Тяжело дыша, Корчак спросил:
– Ты что же это его, Покивача, не сберег, а?
– Это ты его не сберег. Ему уже никто не мог помочь. – И заговорил вдруг почти умоляюще: – Послушай, Корчак, иди ты поищи в церкви свою бумажку да исчезай отсюда. Натворил беды – хватит. Да еще я тебе советовал бы всех своих убитых и раненых с собой забрать: солдаты сейчас придут. Временнообязанные Ходанских, к счастью легко раненные, пойдут домой. А горипятических уж я сам уберегу. Ушел бы ты, а?
Корчак пошел было к двери, но остановился.
– Не верю я тебе, – сказал он. – Всей породе вашей проклятой не верю.
– Хорошо, – сказал Алесь. – Уходи.
Дверь хлопнула. Корчак, сжав челюсти, бежал к церкви, у которой мужики тяжелым бревном кончали выламывать дверь. Наконец дверь упала.
Гулко топали по плитам сапоги, мягко хлюпали поршни.
Корчак ногой открыл царские ворота.
Его рука скользнула под бархат, которым был накрыт престол. Потом он выпрямился, бледный.
– Нема, – сказал он.
– Нема… Нема… Нема… – начало передаваться по цепочке к выломленной двери.
…Первыми двинулись с места люди Ходанских. Некоторые зашли в хату, где был Алесь, взяли своих раненых, пошли. Корчак смотрел, как отделялись от толпы люди.
– Хлопцы… – сказал он, и голос его дрогнул. – Хлопцы, перепрятали они ее. Не может быть, чтоб царь…
Все молчали. Лишь кто-то тяжело вздохнул:
– Нехай так. Но теперь что уж! Если б нашли, поклали б костки, а так…
Корчак сел на крыльцо. Таяла и таяла толпа. Белоголовый человек сидел на крыльце, и волосы свисали на лицо.
Потом он поднял голову, и все удивленно увидели, что глаза Корчака застилают слезы. Они медленно, струйками, сплывали по щекам.
– Волю нашу… – Корчака что-то душило, – дорогую нашу… продали, псы… Продали… Продали.
Уменьшались белые фигуры на белом снегу, и солнце радужно дробилось в глазницах человека на крыльце.
Затем он поднялся и вздохнул:
– Что там… Будем ждать… Мы терпеливые.
Маленькая группка людей стояла перед ним, и он сказал:
– Заберите раненых.
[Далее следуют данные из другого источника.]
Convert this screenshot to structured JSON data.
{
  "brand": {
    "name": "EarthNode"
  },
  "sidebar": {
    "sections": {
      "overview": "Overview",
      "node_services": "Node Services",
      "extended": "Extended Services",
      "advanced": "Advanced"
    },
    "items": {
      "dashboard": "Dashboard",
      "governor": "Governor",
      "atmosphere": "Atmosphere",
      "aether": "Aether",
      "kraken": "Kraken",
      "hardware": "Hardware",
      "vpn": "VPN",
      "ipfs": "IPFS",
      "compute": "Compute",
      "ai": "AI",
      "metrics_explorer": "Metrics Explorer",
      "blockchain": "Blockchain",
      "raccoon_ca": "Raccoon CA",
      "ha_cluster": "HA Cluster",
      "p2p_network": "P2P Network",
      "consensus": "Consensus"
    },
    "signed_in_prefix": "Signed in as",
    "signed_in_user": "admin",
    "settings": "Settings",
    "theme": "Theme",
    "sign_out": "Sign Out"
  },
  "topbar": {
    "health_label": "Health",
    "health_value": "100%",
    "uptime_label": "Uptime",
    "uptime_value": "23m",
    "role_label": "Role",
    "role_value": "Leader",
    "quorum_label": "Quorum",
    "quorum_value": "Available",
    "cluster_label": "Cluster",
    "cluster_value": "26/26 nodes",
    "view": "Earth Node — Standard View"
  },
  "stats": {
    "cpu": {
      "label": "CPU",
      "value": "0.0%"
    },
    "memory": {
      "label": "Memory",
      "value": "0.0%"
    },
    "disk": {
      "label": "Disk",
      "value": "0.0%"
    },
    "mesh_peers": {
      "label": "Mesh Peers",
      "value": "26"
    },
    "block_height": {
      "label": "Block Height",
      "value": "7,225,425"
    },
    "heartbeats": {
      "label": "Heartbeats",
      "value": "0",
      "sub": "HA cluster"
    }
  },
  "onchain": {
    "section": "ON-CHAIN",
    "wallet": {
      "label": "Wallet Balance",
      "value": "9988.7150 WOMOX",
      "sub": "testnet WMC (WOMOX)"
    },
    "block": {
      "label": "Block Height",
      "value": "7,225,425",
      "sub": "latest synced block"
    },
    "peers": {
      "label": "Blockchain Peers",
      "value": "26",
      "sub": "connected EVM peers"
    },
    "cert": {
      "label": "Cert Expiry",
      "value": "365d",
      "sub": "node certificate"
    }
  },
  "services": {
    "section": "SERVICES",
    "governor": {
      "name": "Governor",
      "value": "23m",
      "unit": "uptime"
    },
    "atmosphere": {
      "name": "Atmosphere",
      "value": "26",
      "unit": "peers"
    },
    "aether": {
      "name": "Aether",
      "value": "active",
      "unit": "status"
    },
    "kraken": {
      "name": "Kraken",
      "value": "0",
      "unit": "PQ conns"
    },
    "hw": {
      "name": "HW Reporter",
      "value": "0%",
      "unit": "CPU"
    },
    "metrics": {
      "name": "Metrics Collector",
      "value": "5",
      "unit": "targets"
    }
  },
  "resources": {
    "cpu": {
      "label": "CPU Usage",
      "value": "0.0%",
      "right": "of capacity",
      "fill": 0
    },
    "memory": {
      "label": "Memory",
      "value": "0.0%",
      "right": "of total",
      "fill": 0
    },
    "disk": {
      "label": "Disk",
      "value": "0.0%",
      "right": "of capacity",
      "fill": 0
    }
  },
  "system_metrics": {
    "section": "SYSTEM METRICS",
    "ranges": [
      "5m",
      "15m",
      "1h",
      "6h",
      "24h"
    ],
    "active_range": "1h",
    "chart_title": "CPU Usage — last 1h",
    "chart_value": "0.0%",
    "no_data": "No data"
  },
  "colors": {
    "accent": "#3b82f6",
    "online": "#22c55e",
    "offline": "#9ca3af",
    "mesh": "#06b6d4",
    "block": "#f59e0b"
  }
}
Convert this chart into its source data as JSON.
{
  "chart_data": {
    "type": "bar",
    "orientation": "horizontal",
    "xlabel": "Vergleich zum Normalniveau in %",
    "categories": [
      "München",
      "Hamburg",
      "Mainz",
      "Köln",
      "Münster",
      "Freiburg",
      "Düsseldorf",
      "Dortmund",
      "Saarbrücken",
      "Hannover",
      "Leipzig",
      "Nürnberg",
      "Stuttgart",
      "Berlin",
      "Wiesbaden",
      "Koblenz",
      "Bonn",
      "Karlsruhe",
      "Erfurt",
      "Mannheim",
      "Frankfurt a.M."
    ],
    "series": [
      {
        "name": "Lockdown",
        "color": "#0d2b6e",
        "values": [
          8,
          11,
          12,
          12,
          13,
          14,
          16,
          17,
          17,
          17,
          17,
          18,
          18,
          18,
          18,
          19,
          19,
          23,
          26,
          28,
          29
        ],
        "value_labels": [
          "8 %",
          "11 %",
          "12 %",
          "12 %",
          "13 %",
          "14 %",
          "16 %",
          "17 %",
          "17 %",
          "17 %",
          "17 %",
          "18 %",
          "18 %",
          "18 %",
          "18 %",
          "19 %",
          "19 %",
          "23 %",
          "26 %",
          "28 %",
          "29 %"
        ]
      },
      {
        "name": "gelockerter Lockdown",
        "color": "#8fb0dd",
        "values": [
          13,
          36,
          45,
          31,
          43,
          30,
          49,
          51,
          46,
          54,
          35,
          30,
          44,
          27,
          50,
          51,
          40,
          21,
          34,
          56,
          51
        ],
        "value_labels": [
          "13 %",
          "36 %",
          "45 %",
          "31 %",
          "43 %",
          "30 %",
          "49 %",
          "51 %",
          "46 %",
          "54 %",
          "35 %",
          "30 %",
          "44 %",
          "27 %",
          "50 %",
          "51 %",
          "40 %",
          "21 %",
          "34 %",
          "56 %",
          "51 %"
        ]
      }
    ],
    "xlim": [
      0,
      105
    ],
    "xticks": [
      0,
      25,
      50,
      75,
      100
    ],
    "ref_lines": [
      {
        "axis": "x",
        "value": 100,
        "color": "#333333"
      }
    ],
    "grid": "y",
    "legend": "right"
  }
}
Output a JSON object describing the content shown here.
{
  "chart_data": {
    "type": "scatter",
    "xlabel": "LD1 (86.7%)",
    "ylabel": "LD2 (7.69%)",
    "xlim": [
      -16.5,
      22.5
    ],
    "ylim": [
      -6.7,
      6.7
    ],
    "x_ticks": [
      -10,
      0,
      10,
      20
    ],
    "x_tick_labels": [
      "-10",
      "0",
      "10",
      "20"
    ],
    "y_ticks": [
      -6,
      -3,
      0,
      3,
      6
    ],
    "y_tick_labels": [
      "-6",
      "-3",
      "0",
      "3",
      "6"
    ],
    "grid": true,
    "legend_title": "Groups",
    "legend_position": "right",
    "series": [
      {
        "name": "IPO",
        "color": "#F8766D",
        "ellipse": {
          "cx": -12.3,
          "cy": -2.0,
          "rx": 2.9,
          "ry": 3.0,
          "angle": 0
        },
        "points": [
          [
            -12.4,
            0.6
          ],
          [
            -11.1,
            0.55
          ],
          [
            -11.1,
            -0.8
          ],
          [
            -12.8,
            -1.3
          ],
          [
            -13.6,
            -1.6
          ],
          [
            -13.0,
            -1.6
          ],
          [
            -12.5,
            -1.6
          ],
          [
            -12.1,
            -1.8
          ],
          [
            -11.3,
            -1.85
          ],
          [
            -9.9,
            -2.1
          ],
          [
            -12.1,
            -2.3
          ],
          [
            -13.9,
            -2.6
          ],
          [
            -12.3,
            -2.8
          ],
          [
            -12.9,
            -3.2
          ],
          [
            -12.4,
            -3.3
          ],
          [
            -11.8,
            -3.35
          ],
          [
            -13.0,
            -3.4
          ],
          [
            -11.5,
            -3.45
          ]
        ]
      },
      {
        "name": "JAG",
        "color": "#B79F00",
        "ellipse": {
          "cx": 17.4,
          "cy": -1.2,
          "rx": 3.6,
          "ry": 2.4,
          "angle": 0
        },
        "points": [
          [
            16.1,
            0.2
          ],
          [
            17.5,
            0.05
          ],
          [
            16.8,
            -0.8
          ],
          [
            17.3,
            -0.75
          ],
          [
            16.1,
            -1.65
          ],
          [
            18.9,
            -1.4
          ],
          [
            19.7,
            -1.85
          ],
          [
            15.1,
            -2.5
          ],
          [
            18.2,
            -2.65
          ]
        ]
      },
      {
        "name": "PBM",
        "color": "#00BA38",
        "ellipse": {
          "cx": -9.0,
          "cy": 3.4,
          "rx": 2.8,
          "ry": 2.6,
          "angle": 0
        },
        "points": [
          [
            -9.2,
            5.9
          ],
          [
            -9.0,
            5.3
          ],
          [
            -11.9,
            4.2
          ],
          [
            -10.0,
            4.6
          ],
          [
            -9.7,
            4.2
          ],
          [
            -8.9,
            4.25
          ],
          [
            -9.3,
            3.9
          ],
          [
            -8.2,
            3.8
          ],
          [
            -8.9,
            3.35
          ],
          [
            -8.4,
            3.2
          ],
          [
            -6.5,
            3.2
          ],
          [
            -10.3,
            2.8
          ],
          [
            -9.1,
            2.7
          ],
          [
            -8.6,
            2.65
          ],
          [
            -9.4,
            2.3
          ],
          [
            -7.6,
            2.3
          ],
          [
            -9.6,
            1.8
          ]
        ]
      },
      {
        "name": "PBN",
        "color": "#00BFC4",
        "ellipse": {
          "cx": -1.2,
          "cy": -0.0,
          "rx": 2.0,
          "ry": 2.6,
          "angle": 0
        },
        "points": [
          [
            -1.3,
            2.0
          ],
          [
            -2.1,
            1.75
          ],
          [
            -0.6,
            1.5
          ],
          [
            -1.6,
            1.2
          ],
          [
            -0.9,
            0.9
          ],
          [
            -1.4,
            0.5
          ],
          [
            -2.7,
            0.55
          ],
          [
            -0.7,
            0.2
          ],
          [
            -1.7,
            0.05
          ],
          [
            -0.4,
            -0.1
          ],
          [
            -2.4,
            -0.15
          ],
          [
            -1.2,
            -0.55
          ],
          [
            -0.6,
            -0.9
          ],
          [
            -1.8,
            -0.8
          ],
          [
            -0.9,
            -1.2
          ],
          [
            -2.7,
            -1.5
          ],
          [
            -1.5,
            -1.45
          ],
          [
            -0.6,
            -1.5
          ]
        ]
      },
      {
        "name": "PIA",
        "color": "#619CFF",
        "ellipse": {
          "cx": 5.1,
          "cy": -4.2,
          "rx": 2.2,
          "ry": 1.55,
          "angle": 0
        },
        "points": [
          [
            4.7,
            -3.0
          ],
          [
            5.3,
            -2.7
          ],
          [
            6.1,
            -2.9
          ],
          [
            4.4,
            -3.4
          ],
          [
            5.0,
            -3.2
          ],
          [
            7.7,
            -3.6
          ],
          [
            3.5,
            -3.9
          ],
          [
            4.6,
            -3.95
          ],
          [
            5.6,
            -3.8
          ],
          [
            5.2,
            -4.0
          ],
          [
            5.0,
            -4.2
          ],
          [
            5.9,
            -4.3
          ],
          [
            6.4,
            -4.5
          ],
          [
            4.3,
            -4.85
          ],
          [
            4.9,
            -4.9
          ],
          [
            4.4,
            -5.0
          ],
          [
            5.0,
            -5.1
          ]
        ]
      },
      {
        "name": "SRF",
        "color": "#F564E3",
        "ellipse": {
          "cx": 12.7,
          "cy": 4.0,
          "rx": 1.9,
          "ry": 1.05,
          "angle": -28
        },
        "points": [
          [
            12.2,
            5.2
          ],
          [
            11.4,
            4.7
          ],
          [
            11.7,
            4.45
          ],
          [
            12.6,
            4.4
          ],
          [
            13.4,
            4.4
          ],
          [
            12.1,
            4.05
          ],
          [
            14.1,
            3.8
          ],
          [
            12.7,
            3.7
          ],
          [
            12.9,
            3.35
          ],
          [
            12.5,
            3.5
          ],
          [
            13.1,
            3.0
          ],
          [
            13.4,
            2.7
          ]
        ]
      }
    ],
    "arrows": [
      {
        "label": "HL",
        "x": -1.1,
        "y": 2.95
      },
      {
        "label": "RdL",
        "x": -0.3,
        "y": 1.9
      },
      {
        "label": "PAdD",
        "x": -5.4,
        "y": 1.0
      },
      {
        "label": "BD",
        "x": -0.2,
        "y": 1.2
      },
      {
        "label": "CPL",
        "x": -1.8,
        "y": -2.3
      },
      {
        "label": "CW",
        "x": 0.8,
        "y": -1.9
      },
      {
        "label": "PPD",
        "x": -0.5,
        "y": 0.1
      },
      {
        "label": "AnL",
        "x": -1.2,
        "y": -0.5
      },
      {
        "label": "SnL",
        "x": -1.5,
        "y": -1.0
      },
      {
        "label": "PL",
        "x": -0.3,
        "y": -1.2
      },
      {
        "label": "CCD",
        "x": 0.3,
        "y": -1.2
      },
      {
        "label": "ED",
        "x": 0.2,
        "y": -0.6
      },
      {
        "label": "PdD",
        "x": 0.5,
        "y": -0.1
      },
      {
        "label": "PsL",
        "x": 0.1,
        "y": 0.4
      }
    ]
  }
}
Отходим, хлопцы.
…Остальные тащились по снегу, неся на самодельных носилках раненых и убитых, а Корчак все еще стоял в дверях.
– Смелый ты, князь, – наконец сказал он. – Но ненавижу я тебя. Не за то, что ты – это ты. За других я тебя ненавижу. За Кроера. За всех братьев твоих. За все.
– Я знаю, – сказал Алесь.
– Так и останешься с солдатами да этими горипятическими мямлями?
– Так и останусь.
– Смелый, но все равно ненавижу. – Жилы набухли на лбу Корчака. – Не могу я тебя тронуть, но… Пускай бы тебя убили солдаты, князь.
Алесь побледнел.
– По-мужичьи ты балакаешь – пускай бы тебя убили, своих отпустил – пускай бы тебя убили, округа за тебя горой – пускай бы тебя убили, под солдатскими пулями остаешься – пускай бы те-бя у-би-ли.
– Видишь, – сказал Алесь. – А я хочу, чтоб ты жил.
– Для чего?
– Для настоящей воли.
– Не будет ее!
– Она будет. – У Алеся дрожали губы. – Подумай, Корчак. Мы другие, Корчак.